First, BBM wants to look different. There are four chapters in the game, each with 24 scenes to unlock. The scenes are more dirty, items whether beaten, the atmosphere more sinister. Vampires and criminals appear to threat, to quarrel with the detectives and the player, the more gifted detective with special ability. But, honestly speaking, I hate the color of the light—unhealthy, reminiscent of frozen blood. I always think the beauty of a scene lies in the light rays. Without a healthy light effect, the most splendid hotel can smell of drainage. This is why you enter a cleanest restaurant and still feel unsafe. That’s to say, the game fail to be unhealthy while at the same time being beautiful sensuously. Still to be different, the two detectives, introduced as an American and a Londoner, are totally Asian from top to toe. Detective, characteristic of keenness and toughness, never relates itself with a mild Asian lady who is better at passive skills like patience, diligence and making peace. But why this game uses an Asian lady and an Asian man to accompany players throughout the game? Just to change a tune, to ease the tracking, analyzing of a criminal case and to ease the loneliness of searching a filthy place that any HOG can’t avoid. I mean, there have been too many western lady guides for such mystery games and western ladies, in my opinion, are more lonely and depressing than anything.

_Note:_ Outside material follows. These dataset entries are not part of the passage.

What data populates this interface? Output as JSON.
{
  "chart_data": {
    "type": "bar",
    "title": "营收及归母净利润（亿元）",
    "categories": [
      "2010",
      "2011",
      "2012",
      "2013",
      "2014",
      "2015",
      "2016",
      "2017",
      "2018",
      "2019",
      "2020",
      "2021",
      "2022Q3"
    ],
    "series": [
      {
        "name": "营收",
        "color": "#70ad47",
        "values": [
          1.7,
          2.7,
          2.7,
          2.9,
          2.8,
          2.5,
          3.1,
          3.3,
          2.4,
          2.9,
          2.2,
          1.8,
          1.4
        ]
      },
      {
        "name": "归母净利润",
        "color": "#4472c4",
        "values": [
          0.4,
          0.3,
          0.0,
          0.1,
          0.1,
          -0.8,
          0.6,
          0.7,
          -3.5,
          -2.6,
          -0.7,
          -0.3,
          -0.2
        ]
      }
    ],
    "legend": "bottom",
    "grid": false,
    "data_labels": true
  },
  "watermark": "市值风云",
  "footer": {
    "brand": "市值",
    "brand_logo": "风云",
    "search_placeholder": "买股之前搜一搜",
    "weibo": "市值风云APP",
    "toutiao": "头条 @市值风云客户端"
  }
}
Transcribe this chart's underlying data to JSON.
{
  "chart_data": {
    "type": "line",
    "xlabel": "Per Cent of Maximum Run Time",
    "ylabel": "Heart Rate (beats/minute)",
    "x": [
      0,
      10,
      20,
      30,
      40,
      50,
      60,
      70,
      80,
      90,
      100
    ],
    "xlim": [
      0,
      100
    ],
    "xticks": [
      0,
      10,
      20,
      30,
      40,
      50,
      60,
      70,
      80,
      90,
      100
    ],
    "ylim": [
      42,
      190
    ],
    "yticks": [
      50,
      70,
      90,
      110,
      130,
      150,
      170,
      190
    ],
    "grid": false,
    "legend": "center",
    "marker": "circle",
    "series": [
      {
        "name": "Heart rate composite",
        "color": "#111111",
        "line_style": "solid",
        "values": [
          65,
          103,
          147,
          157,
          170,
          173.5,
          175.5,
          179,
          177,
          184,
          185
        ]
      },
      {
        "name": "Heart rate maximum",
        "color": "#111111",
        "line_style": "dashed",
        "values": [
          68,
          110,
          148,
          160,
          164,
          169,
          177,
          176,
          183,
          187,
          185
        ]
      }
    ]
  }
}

The game lets you earn XP, silvers (cheap and spent on compulsory items) and pieces of stars (the so-called achievement in other games) with quests. Replay is encouraged by giving accumulation-goal quests like “reach 2 star in deck”, “earn 9 stars in chapter one”. Another factor for level up is Reputation, which is actually a means of silver outflow and often leads you to adding gold (not earnable currency in the game).
One thing no less expensive than gold is energy. You buy it with money or with patience. It’s said that friends can help you out in many way, with a simple click, but friend help is limited in content, quantity and frequency. Wanna ask for energy 10 times a day? It’s daydream! Only once per day! But they do help a lot when a heavily-invested building needs his or her click to “finish”. You don’t know what requirements can pop out at the finishing click. But they are common in one thing—lead you to your account.
However tricky the mechanic can be, the core part of HOG can be trivial, and how the trivial things can be sweet and inspiring is my first concern. My attitude towards HOG is always changing. Sometimes I think seeking and finding trivial things is a serious interaction between human and nature. Sometimes they are human’s recognition with the items they have made and named. Sometimes the whole searching is just meaningless– the enclosed rooms make you feel detached. Well, the surprises BBM has afforded are by moving the target items further, blocked partly, covered with a net, and by making the items false(not just untypical), unlike or absolutely not the object responding to the name. For example, the book is wrapped with discolored red paper and put high on the slinging cable. I wonder how it stays there still without slipping down. The captain hat on the deck, so near to the eye but just impossible to recognize, and there is no reasons around it to make it that dazzling. It’s not tricks. It’s rascality.
In fact, I play Blackwood & Bell Mysteries simultaneously with another HOG – Hidden Haunts, which impressed me in an opposite way, careless in looks but qualified to make me feel teased pleasantly with its trickery. BBM, regarding the difficulty of seeking and reasons of such difficulties, fails to impress me very much.